In his presentation he outlined the essential data required by science and indicated that it is necessary to map the oceans, only 5% of which is known. He explained that knowledge of the oceans is required at three levels: its forests, its deserts, and its vertical structure, where spectacular migrations of organisms take place every day following the cycles of light.
The director of PLOCAN argued that these data must be integrated and shared, and used to generate knowledge leading to findings that will provide a healthy, productive, predictable, resilient ocean for future generations in better conditions, while creating jobs and social and economic value.
He explained that its resources must be better understood, especially its natural heritage, its renewable resources, and the processes that control and affect them; its biodiversity, the health of the environment and its evolution; and this knowledge is needed across the planet and quickly, before it is too late.
The director of PLOCAN explained that to acquire this knowledge we need high-resolution measurements of all these variables for 71% of the planet, at an average depth of 4 km.
He also said that it is a priority that people become aware of the survival of species: that future survival means ensuring that the planet will continue to produce food and energy for future generations; that the ocean is the planet’s life-support system, that it is finite and vulnerable, and that human action is changing it to such an extent that it will no longer be able to maintain conditions that are favourable to the life of our species.

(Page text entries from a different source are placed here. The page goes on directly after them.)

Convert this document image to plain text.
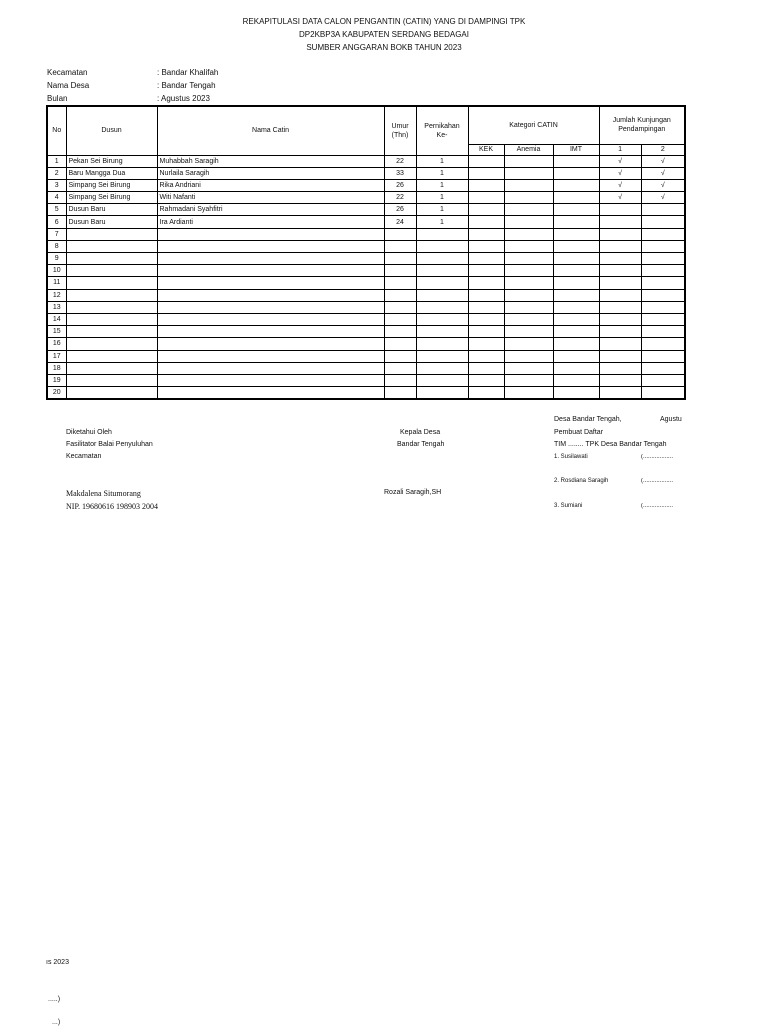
REKAPITULASI DATA CALON PENGANTIN (CATIN) YANG DI DAMPINGI TPK
DP2KBP3A KABUPATEN SERDANG BEDAGAI
SUMBER ANGGARAN BOKB TAHUN 2023
Kecamatan	: Bandar Khalifah
Nama Desa	: Bandar Tengah
Bulan	: Agustus 2023
No	Dusun	Nama Catin	Umur (Thn)	Pernikahan Ke-	Kategori CATIN			Jumlah Kunjungan Pendampingan	
					KEK	Anemia	IMT	1	2
1	Pekan Sei Birung	Muhabbah Saragih	22	1				√	√
2	Baru Mangga Dua	Nurlaila Saragih	33	1				√	√
3	Simpang Sei Birung	Rika Andriani	26	1				√	√
4	Simpang Sei Birung	Witi Nafanti	22	1				√	√
5	Dusun Baru	Rahmadani Syahfitri	26	1					
6	Dusun Baru	Ira Ardianti	24	1					
7									
8									
9									
10									
11									
12									
13									
14									
15									
16									
17									
18									
19									
20									
Desa Bandar Tengah,	Agustu
Diketahui Oleh
Fasilitator Balai Penyuluhan
Kecamatan
Makdalena Situmorang
NIP. 19680616 198903 2004
Kepala Desa
Bandar Tengah
Rozali Saragih,SH
Pembuat Daftar
TIM ........ TPK Desa Bandar Tengah
1. Susilawati	(..................
2. Rosdiana Saragih	(..................
3. Sumiani	(..................
ıs 2023
.....)
...)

He called for smart and cost-effective measuring and monitoring of the oceans, which should be done by harnessing marine activities: shipping, fishing, aquaculture, infrastructure projects, and renewable resources. The technologies – sensors, communications, robotics – enable ships to record marine data continuously along their routes. Similarly, offshore wind farms or aquaculture facilities will also be smart observatories, which can record CO2 flows, or the essential variables defined as critical for global measurement.
These monitoring tasks, he continued, must produce data and metadata that are interoperable so that they can be easily shared, and will require new public policies that reward public-private partnerships so that data measured by businesses may be shared to form part of the global commons for the benefit of all.
Hernández Brito pointed out that all this knowledge will favour sustainable consumption as it will offer consumers ways to responsibly choose one product or another based on how it has been produced and whether, in the process, it contributes to our understanding of the environment.